The war remnants museum in Saigon is one of the most moving museums we have ever visited anywhere. It starts with photographs taken by foreign journalists who were covering the war from the frontlines and who died as a result of the war, showing the last images they took before being killed in many cases - incredible. It's amazing to think how far war correspondents will go to ensure that the world see the reality of the war, very noble and very tragic.

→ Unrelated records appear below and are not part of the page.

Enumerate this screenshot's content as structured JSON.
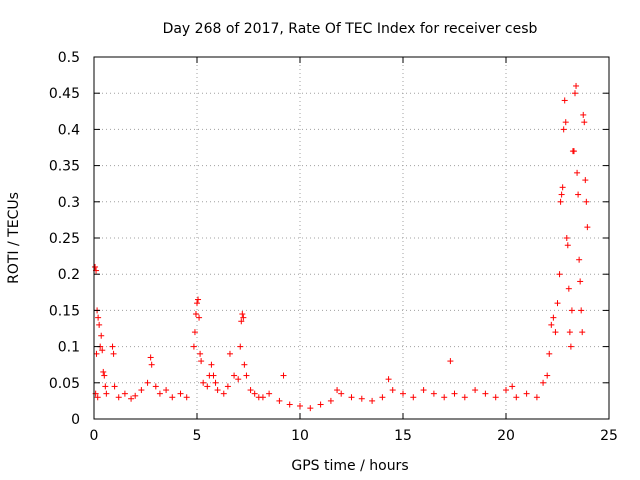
{
  "chart_data": {
    "type": "scatter",
    "title": "Day 268 of 2017, Rate Of TEC Index for receiver cesb",
    "xlabel": "GPS time / hours",
    "ylabel": "ROTI / TECUs",
    "xlim": [
      0,
      25
    ],
    "ylim": [
      0,
      0.5
    ],
    "x_ticks": [
      0,
      5,
      10,
      15,
      20,
      25
    ],
    "y_ticks": [
      0,
      0.05,
      0.1,
      0.15,
      0.2,
      0.25,
      0.3,
      0.35,
      0.4,
      0.45,
      0.5
    ],
    "grid": true,
    "marker": "+",
    "color": "#ff0000",
    "series": [
      {
        "values_note_points": [
          [
            0.05,
            0.21
          ],
          [
            0.1,
            0.205
          ],
          [
            0.12,
            0.09
          ],
          [
            0.15,
            0.15
          ],
          [
            0.2,
            0.14
          ],
          [
            0.25,
            0.13
          ],
          [
            0.3,
            0.1
          ],
          [
            0.35,
            0.115
          ],
          [
            0.4,
            0.095
          ],
          [
            0.45,
            0.065
          ],
          [
            0.5,
            0.06
          ],
          [
            0.55,
            0.045
          ],
          [
            0.6,
            0.035
          ],
          [
            0.08,
            0.035
          ],
          [
            0.18,
            0.03
          ],
          [
            0.9,
            0.1
          ],
          [
            0.95,
            0.09
          ],
          [
            1.0,
            0.045
          ],
          [
            1.2,
            0.03
          ],
          [
            1.5,
            0.035
          ],
          [
            1.8,
            0.028
          ],
          [
            2.0,
            0.032
          ],
          [
            2.3,
            0.04
          ],
          [
            2.6,
            0.05
          ],
          [
            2.75,
            0.085
          ],
          [
            2.8,
            0.075
          ],
          [
            3.0,
            0.045
          ],
          [
            3.2,
            0.035
          ],
          [
            3.5,
            0.04
          ],
          [
            3.8,
            0.03
          ],
          [
            4.2,
            0.035
          ],
          [
            4.5,
            0.03
          ],
          [
            4.85,
            0.1
          ],
          [
            4.9,
            0.12
          ],
          [
            4.95,
            0.145
          ],
          [
            5.0,
            0.16
          ],
          [
            5.05,
            0.165
          ],
          [
            5.1,
            0.14
          ],
          [
            5.15,
            0.09
          ],
          [
            5.2,
            0.08
          ],
          [
            5.3,
            0.05
          ],
          [
            5.5,
            0.045
          ],
          [
            5.6,
            0.06
          ],
          [
            5.7,
            0.075
          ],
          [
            5.8,
            0.06
          ],
          [
            5.9,
            0.05
          ],
          [
            6.0,
            0.04
          ],
          [
            6.3,
            0.035
          ],
          [
            6.5,
            0.045
          ],
          [
            6.6,
            0.09
          ],
          [
            6.8,
            0.06
          ],
          [
            7.0,
            0.055
          ],
          [
            7.1,
            0.1
          ],
          [
            7.15,
            0.135
          ],
          [
            7.2,
            0.145
          ],
          [
            7.25,
            0.14
          ],
          [
            7.3,
            0.075
          ],
          [
            7.4,
            0.06
          ],
          [
            7.6,
            0.04
          ],
          [
            7.8,
            0.035
          ],
          [
            8.0,
            0.03
          ],
          [
            8.2,
            0.03
          ],
          [
            8.5,
            0.035
          ],
          [
            9.0,
            0.025
          ],
          [
            9.2,
            0.06
          ],
          [
            9.5,
            0.02
          ],
          [
            10.0,
            0.018
          ],
          [
            10.5,
            0.015
          ],
          [
            11.0,
            0.02
          ],
          [
            11.5,
            0.025
          ],
          [
            11.8,
            0.04
          ],
          [
            12.0,
            0.035
          ],
          [
            12.5,
            0.03
          ],
          [
            13.0,
            0.028
          ],
          [
            13.5,
            0.025
          ],
          [
            14.0,
            0.03
          ],
          [
            14.3,
            0.055
          ],
          [
            14.5,
            0.04
          ],
          [
            15.0,
            0.035
          ],
          [
            15.5,
            0.03
          ],
          [
            16.0,
            0.04
          ],
          [
            16.5,
            0.035
          ],
          [
            17.0,
            0.03
          ],
          [
            17.3,
            0.08
          ],
          [
            17.5,
            0.035
          ],
          [
            18.0,
            0.03
          ],
          [
            18.5,
            0.04
          ],
          [
            19.0,
            0.035
          ],
          [
            19.5,
            0.03
          ],
          [
            20.0,
            0.04
          ],
          [
            20.3,
            0.045
          ],
          [
            20.5,
            0.03
          ],
          [
            21.0,
            0.035
          ],
          [
            21.5,
            0.03
          ],
          [
            21.8,
            0.05
          ],
          [
            22.0,
            0.06
          ],
          [
            22.1,
            0.09
          ],
          [
            22.2,
            0.13
          ],
          [
            22.3,
            0.14
          ],
          [
            22.4,
            0.12
          ],
          [
            22.5,
            0.16
          ],
          [
            22.6,
            0.2
          ],
          [
            22.65,
            0.3
          ],
          [
            22.7,
            0.31
          ],
          [
            22.75,
            0.32
          ],
          [
            22.8,
            0.4
          ],
          [
            22.85,
            0.44
          ],
          [
            22.9,
            0.41
          ],
          [
            22.95,
            0.25
          ],
          [
            23.0,
            0.24
          ],
          [
            23.05,
            0.18
          ],
          [
            23.1,
            0.12
          ],
          [
            23.15,
            0.1
          ],
          [
            23.2,
            0.15
          ],
          [
            23.25,
            0.37
          ],
          [
            23.3,
            0.37
          ],
          [
            23.35,
            0.45
          ],
          [
            23.4,
            0.46
          ],
          [
            23.45,
            0.34
          ],
          [
            23.5,
            0.31
          ],
          [
            23.55,
            0.22
          ],
          [
            23.6,
            0.19
          ],
          [
            23.65,
            0.15
          ],
          [
            23.7,
            0.12
          ],
          [
            23.75,
            0.42
          ],
          [
            23.8,
            0.41
          ],
          [
            23.85,
            0.33
          ],
          [
            23.9,
            0.3
          ],
          [
            23.95,
            0.265
          ]
        ]
      }
    ]
  }
}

The majority of the museum looked at the atrocities of the war with photos showing the Americans at the My Lai massacre, where an entire village of Vietnamese civilians were tortured and killed with very gruesome photos, and also the immediate and after effects of agent orange and napalm bombs. It's very gruesome but brilliantly done.And it also showed international reactions to the Vietnamese war with photos of Anti War demonstrations from a huge number of countries and also quotes from the UN attacking the US for their use of napalm and phosphorous bombs at the time of the war.
We also visited the Caodai temple, the Holy See, about 100km outside Saigon.Caodai is a religion unique to Vietnam and it combines almost all major world religions, Catholicism, Islam, Taoism and Buddhism! The temple is a huge and amazingly colourful building with the all seeing eye depicted all over the place as well as images of the Gods of all the major religions and of their three saints, one of whom is the French writer Victor Hugo.
The Cuchi tunnels were next on the itinerary where we were forced to watch a Vietnamese government propaganda film made about the tunnels before the war even ended in 1967! It was painful! We saw the booby traps the Viet Cong used against the Southern and American army and of course the tiny tunnels and their entrance ways that they used to use.My God they must have been tiny! Apparently they've made the tunnels double the size they used to be for tourists and we were still bent double trying to walk through them.
Then we were off to the rice bowl of Vietnam, the Mekong Delta, which feeds the majority of Vietnam with rice and fruit.The Mekong is the 3rd longest river in the world starting in Nepal and working its way all the down and out into the sea in Vietnam. Like most rivers we've seen in Asia it's a dirty brown because of all the clay and mud it stirs up.We spent two days touring around the river and seeing how the people of the Mekong live.A lot of it was pretty cheesy with trips to rice paper and coconut candy factories (I say factories but everything was done by hand!), traditional Vietnamese singers, fruit tasting, python holding (and yes I was petrified) and then lots of little boat trips down the river and its tributaries.
The floating markets were interesting to see with boats selling all sorts of fruits and goods. The people live their whole lives on the boats and they basically act as middlemen, the farmers sell to them before dawn and then the boats sell to the local people throughout the day. They advertise what they have to sell by tying whatever it is to a stick and hoisting it up above the boat. Because the Mekong Delta is so full of water everywhere the floating market used to be the main market, also helped by the fact that no taxes were levied if you sold on water instead of on land, but slowly the market is dying away and soon all of the business will be done entirely on land.
The most interesting part of the Mekong Delta though was seeing how the people actually lived.The Mekong is their life blood, they use it for everything from transport to hygiene. We saw people washing themselves, their dishes, their clothes and even drawing drinking water from the river.